As families around the United States grapple with the infant formula shortage, some social media commentators have been asking: why don’t people just breastfeed? Isn’t that what everyone did before infant formula?
As a historian who studies the feeding of infants and children, I can tell you that breastfeeding has never been possible for everyone and people have always needed substitutes for breast milk. Not until the 20th century did alternative baby foods become reliable and nourishing, in the form of modern infant formula. Before that point, many families had to endure the agony of losing a baby to starvation, malnutrition, or related disease. Modern infant formula is a lifesaving marvel, not a luxury.
Throughout American history, people have been unable to or chosen not to breastfeed for a variety of reasons. Maybe the birthing parent didn’t have enough supply, or the baby could not latch properly. Maybe the mother had died in childbirth or needed to go back to work. Maybe the baby had been adopted or needed to be cared for by someone else.
Sometimes other people would breastfeed the baby. Friends or relatives might pitch in. Rich families had wet nurses, who were either servants or enslaved. Wet-nursed children often died, but not as frequently as the babies of wet nurses, deprived of their mothers’ milk.
An even riskier alternative was bottle-feeding or spoon-feeding. Infants ate soft or liquid foods made from animal milk, broth, or grains. In the 17th and 18th centuries, these foods were homemade; by the late 19th century, industrially produced options became available.
But until the 20th century, babies who were not breastfed often died. Only rarely could alternative foods meet infants’ nutritional needs, leaving many malnourished. In the days before refrigeration, modern food safety, most vaccines, or antibiotics, thousands died of diarrhea brought on by tainted food.
Breastfeeding rates declined sharply around the turn of the 20th century and stayed low for decades. As the historian Jacqueline Wolf describes, early-20th-century pediatricians pushed scheduled feeding (as opposed to on-demand), which hampered breast-milk production, and other practices that made breastfeeding more challenging. Without workplace protections for nursing or the modern technology of pumping, women working outside the home had no choice but to bottle feed.
During this same era, formula and baby-food companies advertised heavily to new parents, many of whom became convinced that formula was a more modern and scientific choice than breastfeeding. And, as the food industry became more regulated, alternative baby foods like modern formula did become safer and more nutritious than in the past. As a result, notes the historian Amy Bentley, most baby boomers ate commercial or homemade formula, not breast milk.

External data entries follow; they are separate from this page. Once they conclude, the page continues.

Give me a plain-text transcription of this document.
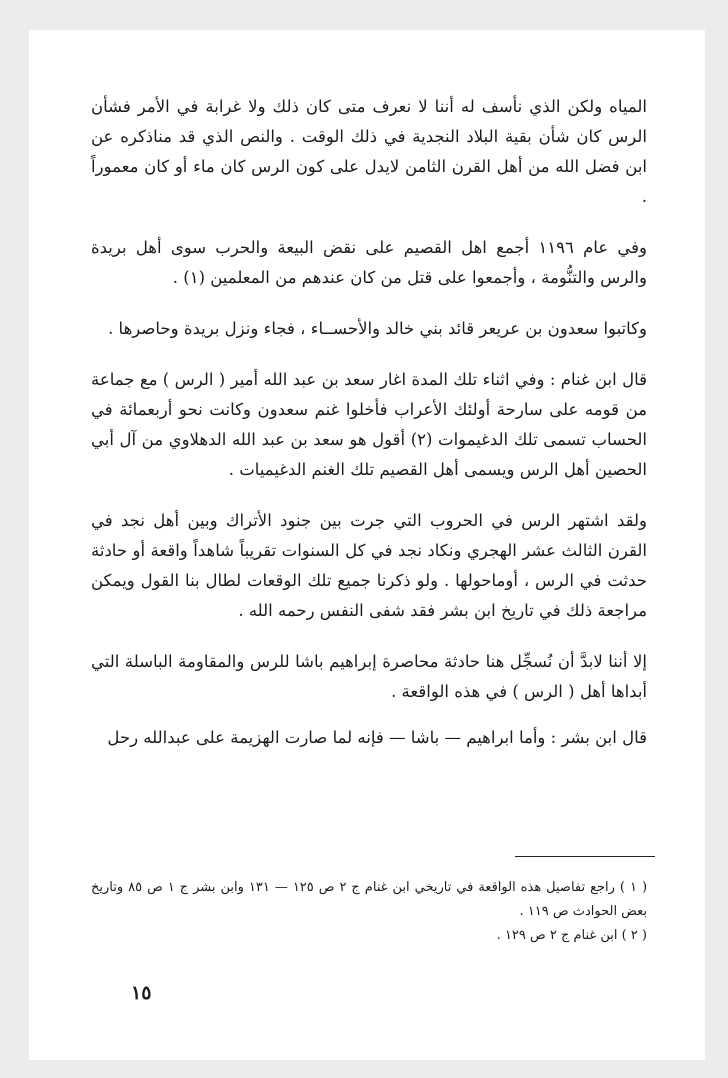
المياه ولكن الذي نأسف له أننا لا نعرف متى كان ذلك ولا غرابة في الأمر فشأن الرس كان شأن بقية البلاد النجدية في ذلك الوقت . والنص الذي قد مناذكره عن ابن فضل الله من أهل القرن الثامن لايدل على كون الرس كان ماء أو كان معموراً .

وفي عام ١١٩٦ أجمع اهل القصيم على نقض البيعة والحرب سوى أهل بريدة والرس والتنُّومة ، وأجمعوا على قتل من كان عندهم من المعلمين (١) .

وكاتبوا سعدون بن عريعر قائد بني خالد والأحســاء ، فجاء ونزل بريدة وحاصرها .

قال ابن غنام : وفي اثناء تلك المدة اغار سعد بن عبد الله أمير ( الرس ) مع جماعة من قومه على سارحة أولئك الأعراب فأخلوا غنم سعدون وكانت نحو أربعمائة في الحساب تسمى تلك الدغيموات (٢) أقول هو سعد بن عبد الله الدهلاوي من آل أبي الحصين أهل الرس ويسمى أهل القصيم تلك الغنم الدغيميات .

ولقد اشتهر الرس في الحروب التي جرت بين جنود الأتراك وبين أهل نجد في القرن الثالث عشر الهجري ونكاد نجد في كل السنوات تقريباً شاهداً واقعة أو حادثة حدثت في الرس ، أوماحولها . ولو ذكرنا جميع تلك الوقعات لطال بنا القول ويمكن مراجعة ذلك في تاريخ ابن بشر فقد شفى النفس رحمه الله .

إلا أننا لابدَّ أن نُسجِّل هنا حادثة محاصرة إبراهيم باشا للرس والمقاومة الباسلة التي أبداها أهل ( الرس ) في هذه الواقعة .

قال ابن بشر : وأما ابراهيم — باشا — فإنه لما صارت الهزيمة على عبدالله رحل

( ١ ) راجع تفاصيل هذه الواقعة في تاريخي ابن غنام ج ٢ ص ١٢٥ — ١٣١ وابن بشر ج ١ ص ٨٥ وتاريخ بعض الحوادث ص ١١٩ .

( ٢ ) ابن غنام ج ٢ ص ١٢٩ .

١٥
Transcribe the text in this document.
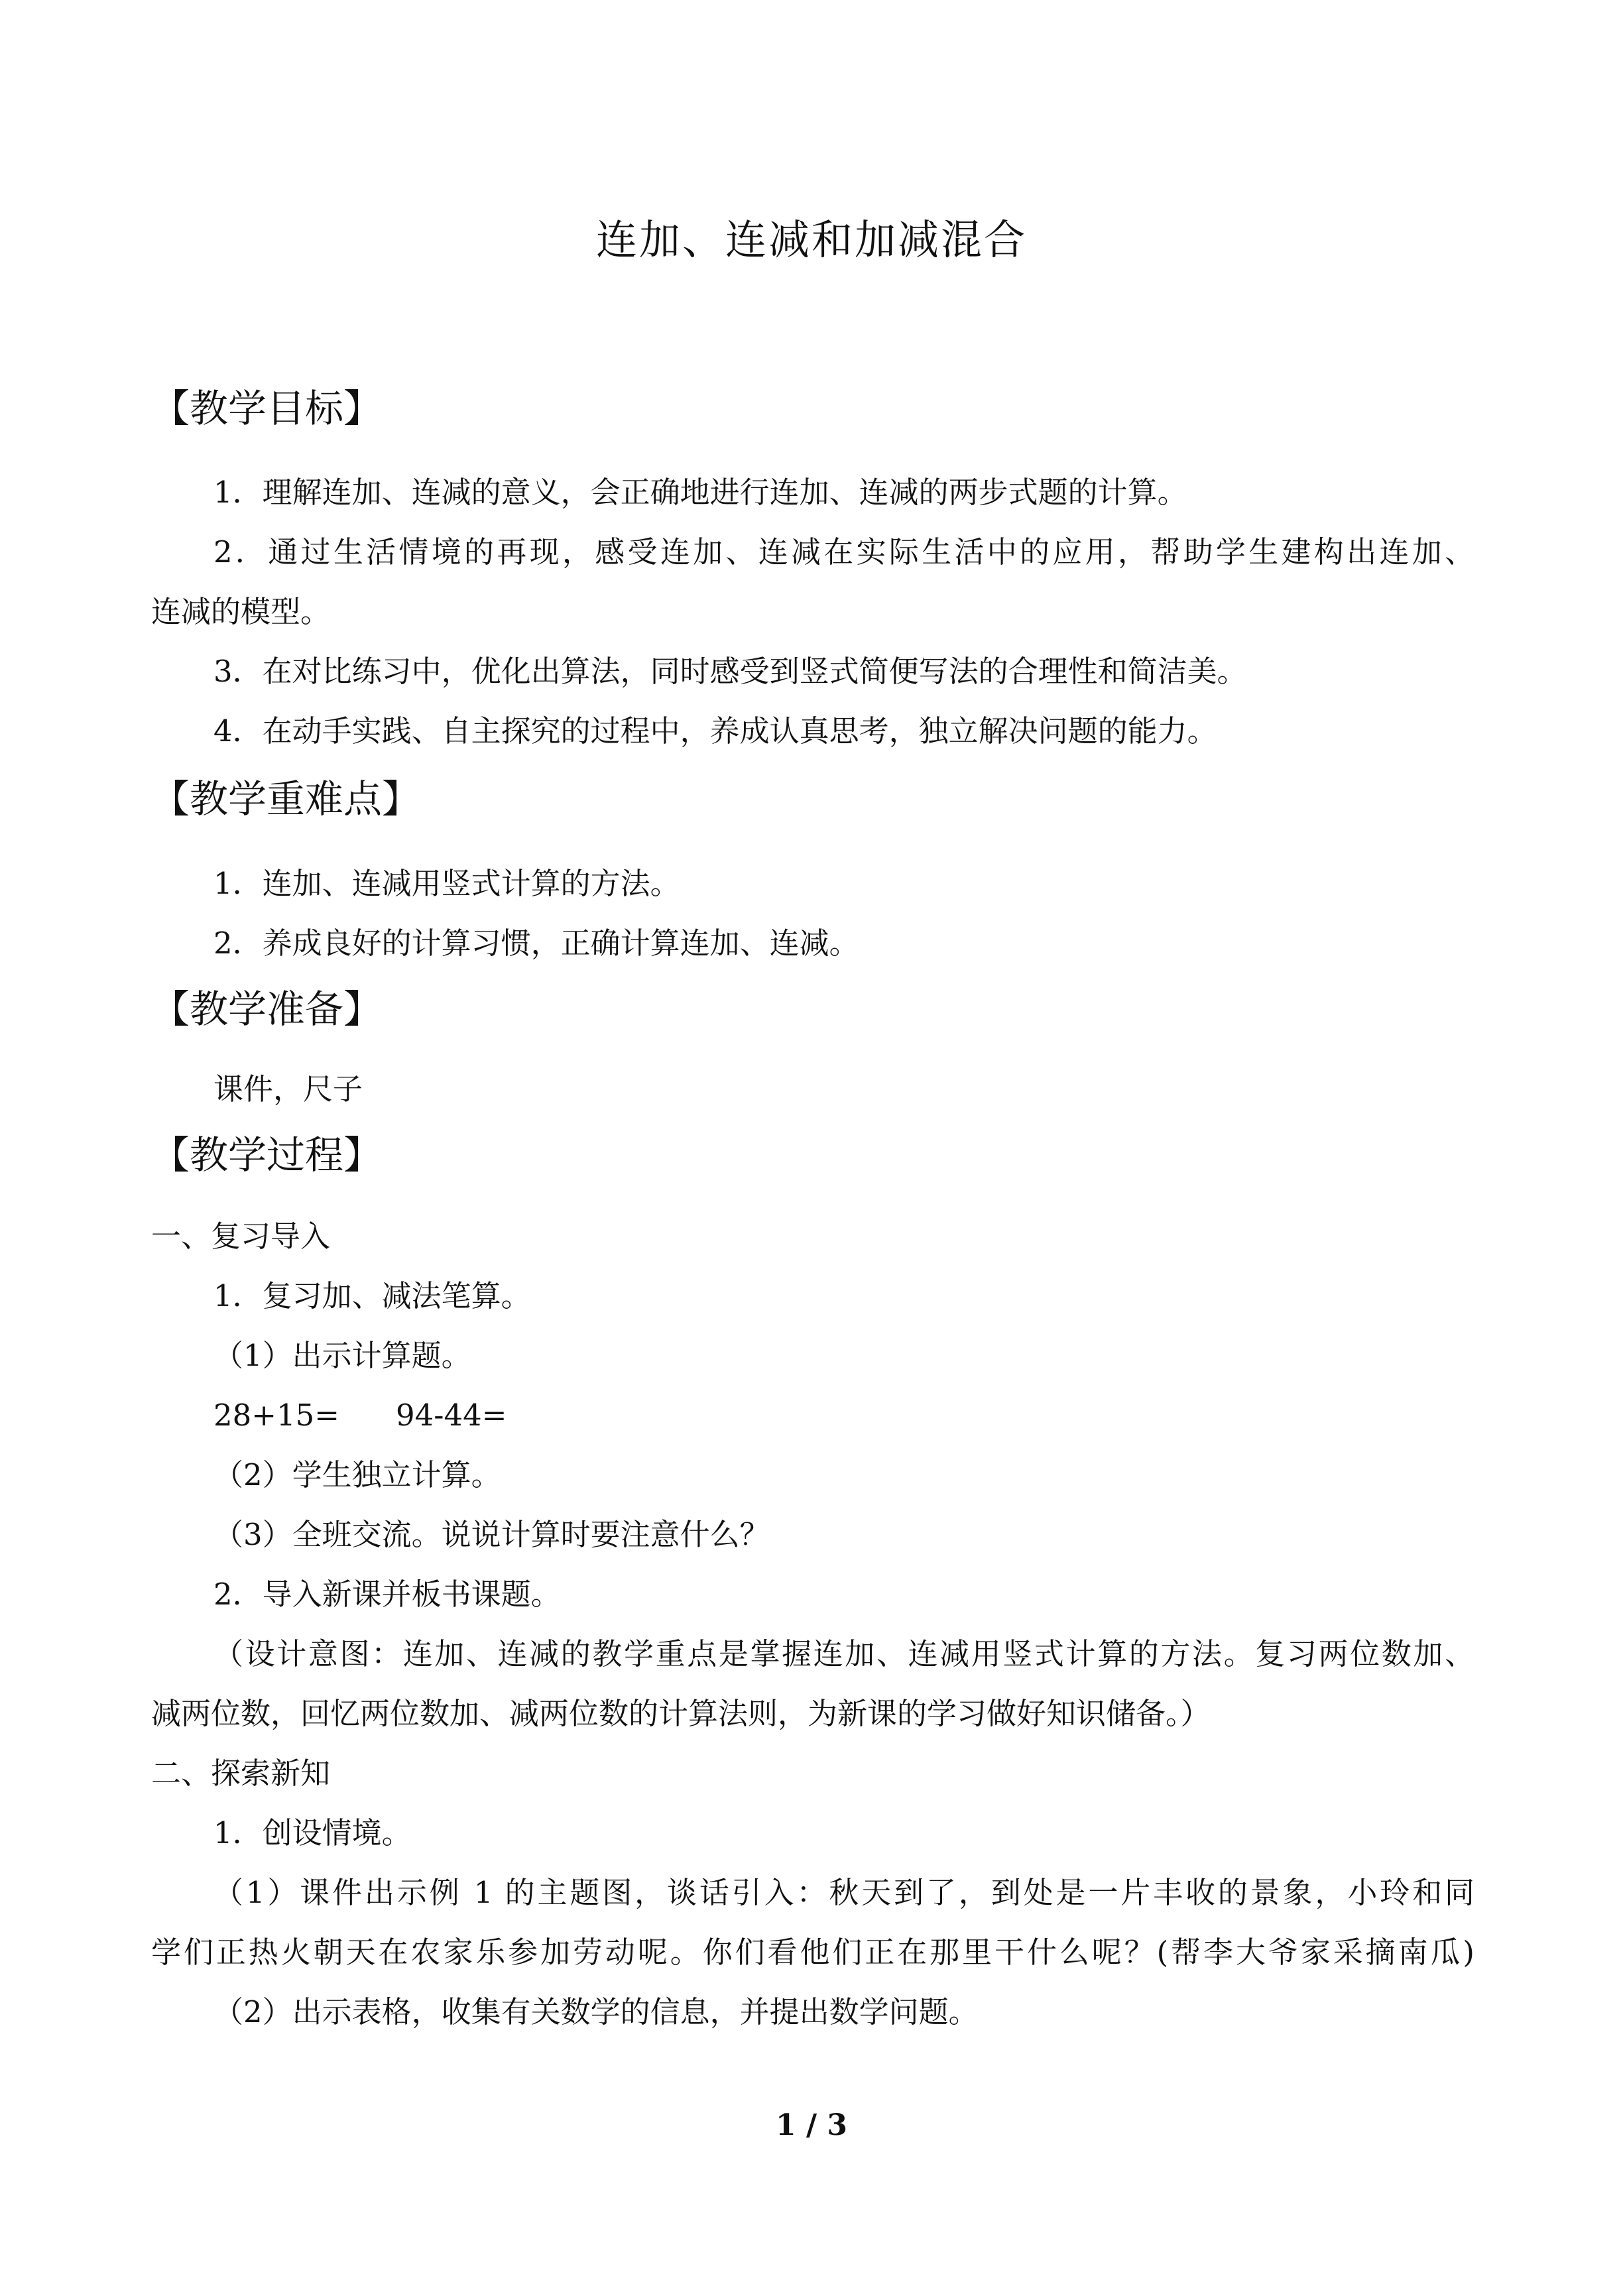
连加、连减和加减混合
【教学目标】
1．理解连加、连减的意义，会正确地进行连加、连减的两步式题的计算。
2．通过生活情境的再现，感受连加、连减在实际生活中的应用，帮助学生建构出连加、
连减的模型。
3．在对比练习中，优化出算法，同时感受到竖式简便写法的合理性和简洁美。
4．在动手实践、自主探究的过程中，养成认真思考，独立解决问题的能力。
【教学重难点】
1．连加、连减用竖式计算的方法。
2．养成良好的计算习惯，正确计算连加、连减。
【教学准备】
课件，尺子
【教学过程】
一、复习导入
1．复习加、减法笔算。
（1）出示计算题。
28+15= 94-44=
（2）学生独立计算。
（3）全班交流。说说计算时要注意什么？
2．导入新课并板书课题。
（设计意图：连加、连减的教学重点是掌握连加、连减用竖式计算的方法。复习两位数加、
减两位数，回忆两位数加、减两位数的计算法则，为新课的学习做好知识储备。）
二、探索新知
1．创设情境。
（1）课件出示例 1 的主题图，谈话引入：秋天到了，到处是一片丰收的景象，小玲和同
学们正热火朝天在农家乐参加劳动呢。你们看他们正在那里干什么呢？(帮李大爷家采摘南瓜)
（2）出示表格，收集有关数学的信息，并提出数学问题。
1 / 3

In the late 20th century, breastfeeding saw a renaissance in pediatrics, public health, and parenting. Now 84% of American newborns start out breastfeeding, but only 25.8% exclusively breastfeed until 6 months of age per CDC recommendations. Breastfeeding outcomes are heavily stratified by race and income; white and Asian babies breastfeed more than Black infants.
Although the U.S. has enshrined some protections for lactating workers, like workplace lactation rooms and insurance coverage of breast pumps, the lack of universal paid family leave still prevents some working parents from breastfeeding.
But even if the U.S. passed paid family leave and other policies to support parents, some families would still need or choose to use formula. Parents who need medications incompatible with breastfeeding. Adoptive or foster families. Kids with specific nutritional or allergy needs. Parents who just don’t want to breastfeed.
In the absence of modern infant formula, infants used to starve or die of disease from inadequate food. We are fortunate to live in an era where parents have multiple safe options for feeding their babies, but when these options become limited, as they are now, it is indeed a crisis. We do not want to return to the past.